Natręt z Call Center. Nie potrafią zrozumieć, że 'nie” znaczy 'nie'. Na siłę próbują wcisnąć niepotrzebną usługę lub jakiś tandetny produkt, który przy pierwszym użyciu rozpada się na kawałki. Wyłączyłem telefon, odłożyłem na półkę i ponownie sięgnąłem po książkę. Nareszcie spokój. Mogę zatopić się w powieści i przenieś do świata, gdzie nie ma telemarketerów, urzędników, skorumpowanych polityków i łasych na pieniądze celebrytów. Tylko ja.
Spędziłem dwie godziny w Japonii śledząc kroki i myśli bezbarwnego Tsukuru Tazaki. Kark mi zdrętwiał. Czas pomyśleć o obiedzie i może jednak bym się wybrał na spacer. Zaznaczyłem zakładką stronę, na której skończyłem czytać, wstałem z łózka i udałem się do kuchni. Odgrzałem sobie obiad z wczoraj, wypiłem butelkę piwa i wyszedłem zabierając ze sobą tomik wierszy, który wczoraj wypożyczyłem z biblioteki. Rzadko czytam poezję, lecz ostatnio coś we mnie pragnie jej, łaknie rymów, porównań, metafor, wzniosłych uczuć, nieoczywistości.
Pogoda była iście niespacerowa – wiał silny wiatr, a niebo przysłoniły gęste, ciemne chmury. Zbierało się na deszcz, a raczej na porządną ulewę. Ja jednak się tym nie przejmowałem. Lubię deszcz, a wiatr mi nie przeszkadza, no, może trochę, gdyż pewne złośliwie będzie starał się wertować kartki tomiku poezji. Może wiatr lubi wiersze? Nic to, ruszam w dal, gdzie za dalą dal, polne drogi i tory, po których od kilkunastu lat nie jechał żaden pociąg - moja ulubiona trasa. Często zabieram ze sobą aparat i robię zdjęcia sarną, które patrzą na mnie z trwoga.

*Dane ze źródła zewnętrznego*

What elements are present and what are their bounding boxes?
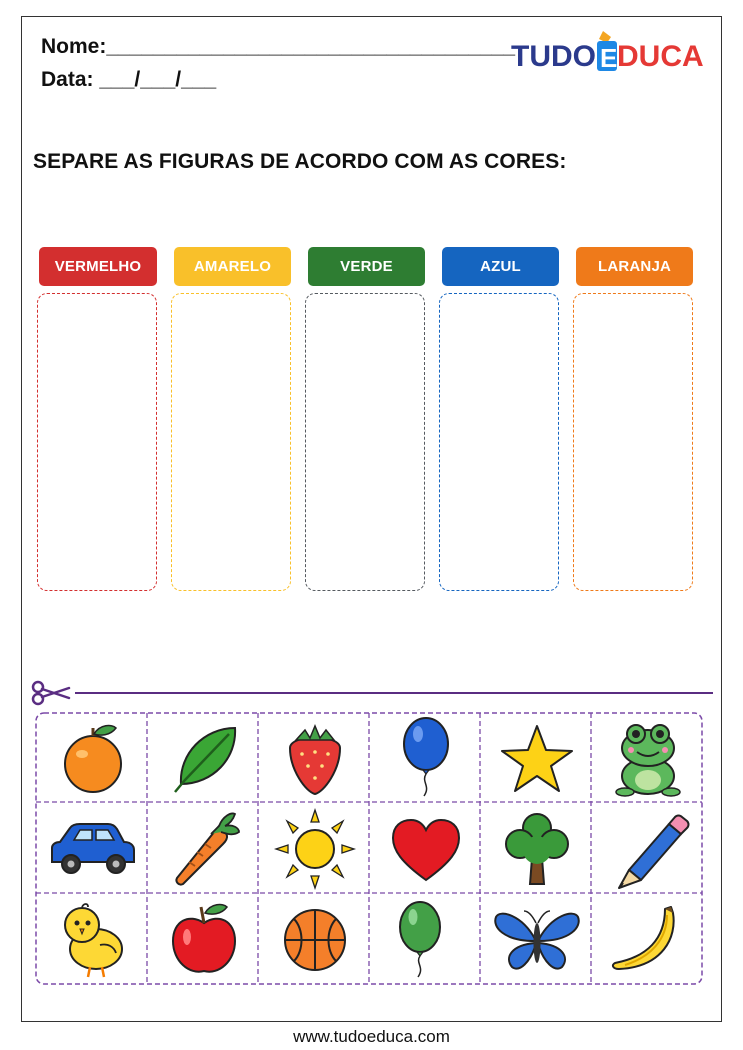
- figure-orange[interactable]: [38, 714, 148, 803]
- logo-part-duca: DUCA: [617, 40, 704, 73]
- butterfly-icon: [482, 895, 592, 984]
- figure-pencil[interactable]: [593, 804, 703, 893]
- column-label-azul: AZUL: [442, 247, 559, 286]
- banana-icon: [593, 895, 703, 984]
- carrot-icon: [149, 804, 259, 893]
- footer-url[interactable]: www.tudoeduca.com: [293, 1027, 450, 1046]
- figure-leaf[interactable]: [149, 714, 259, 803]
- frog-icon: [593, 714, 703, 803]
- figure-frog[interactable]: [593, 714, 703, 803]
- figure-heart[interactable]: [371, 804, 481, 893]
- column-label-laranja: LARANJA: [576, 247, 693, 286]
- star-icon: [482, 714, 592, 803]
- column-label-vermelho: VERMELHO: [39, 247, 157, 286]
- instruction-text: SEPARE AS FIGURAS DE ACORDO COM AS CORES:: [33, 150, 567, 173]
- figure-butterfly[interactable]: [482, 895, 592, 984]
- figure-carrot[interactable]: [149, 804, 259, 893]
- figure-strawberry[interactable]: [260, 714, 370, 803]
- date-field[interactable]: Data: ___/___/___: [41, 68, 217, 91]
- logo-part-tudo: TUDO: [511, 40, 596, 73]
- column-box-vermelho[interactable]: [37, 293, 157, 591]
- apple-icon: [149, 895, 259, 984]
- column-box-azul[interactable]: [439, 293, 559, 591]
- figure-tree[interactable]: [482, 804, 592, 893]
- green-balloon-icon: [371, 895, 481, 984]
- name-field[interactable]: Nome:___________________________________: [41, 35, 516, 58]
- figure-chick[interactable]: [38, 895, 148, 984]
- figure-banana[interactable]: [593, 895, 703, 984]
- leaf-icon: [149, 714, 259, 803]
- figure-basketball[interactable]: [260, 895, 370, 984]
- heart-icon: [371, 804, 481, 893]
- column-box-laranja[interactable]: [573, 293, 693, 591]
- pencil-icon: [593, 804, 703, 893]
- column-label-amarelo: AMARELO: [174, 247, 291, 286]
- figure-star[interactable]: [482, 714, 592, 803]
- figure-blue-balloon[interactable]: [371, 714, 481, 803]
- sun-icon: [260, 804, 370, 893]
- figure-green-balloon[interactable]: [371, 895, 481, 984]
- figure-apple[interactable]: [149, 895, 259, 984]
- strawberry-icon: [260, 714, 370, 803]
- cut-line: [75, 692, 713, 694]
- tudoeduca-logo: [511, 27, 717, 79]
- tree-icon: [482, 804, 592, 893]
- column-box-amarelo[interactable]: [171, 293, 291, 591]
- column-box-verde[interactable]: [305, 293, 425, 591]
- figure-car[interactable]: [38, 804, 148, 893]
- blue-balloon-icon: [371, 714, 481, 803]
- chick-icon: [38, 895, 148, 984]
- column-label-verde: VERDE: [308, 247, 425, 286]
- car-icon: [38, 804, 148, 893]
- basketball-icon: [260, 895, 370, 984]
- scissors-icon: [31, 679, 71, 707]
- logo-part-e: E: [600, 43, 618, 73]
- orange-icon: [38, 714, 148, 803]
- figure-sun[interactable]: [260, 804, 370, 893]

Idę, czytam i nie dowierzam – ta kobieta jest genialna, zawsze trafia w sedno. Nic dziwnego, że otrzymała Nobla. Piękne, po prostu piękne są jej słowa. Musze jednak zamknąć książkę, gdyż zaczęło kropić. Zapiąłem kurtkę pod szyję. Chmury wyglądały majestatycznie. Szkoda, że nie zabrałem aparatu. Na dodatek na łące zauważyłem stado saren. Stały nieruchomo wpatrzone we mnie. Miałem ochotę pobiec i je przestraszyć. Często tak robiłem – najpierw kilka zdjęć, a potem gonitwa. Oczywiście, raz dwa i mi uciekały, lecz miałem z tego dziwną frajdę. Tym razem się powstrzymałem. Chwile popatrzyłem i ruszyłem dalej wzdłuż torów. Krople nadal muskały spragnione deszczu pola.
Nie tylko ja wpadłem na pomysł żeby wyjść na spacer. W moją stronę zmierzają dwie postacie. Chyba są to dziewczyny. Są zbyt daleko bym mógł dokładnie określić, lecz każdy krok upewnia mnie w przekonaniu, ze są to właśnie kobiety. Zauważyły mnie. Skręciły na polna dróżkę. Chyba się speszyły, albo też przestraszyły widząc faceta, który nie golił się od kilku dni, a do tego ubrany niedbale z czymś w ręku. Droga, którą teraz szły, prowadziła do ogródków działkowych. Nie wiem dlaczego, lecz niedawno zostały one zamknięte, a liche altany zburzone. Było ich zaledwie trzy. Jedna z nich należała do tutejszego dziwaka, który nie stronił od alkoholu. Niegdyś zasiadał na stanowisku wiceprezesa banku spółdzielczego, lecz coś się w mu w głowie przestawiło. Był i jest to zatwardziały zwolennik minionego systemu i może to właśnie upadek komunizmu tak na niego wpływał. Doznał szoku. Coś, co miało być wieczne nagle się skończyło i skończył się także on.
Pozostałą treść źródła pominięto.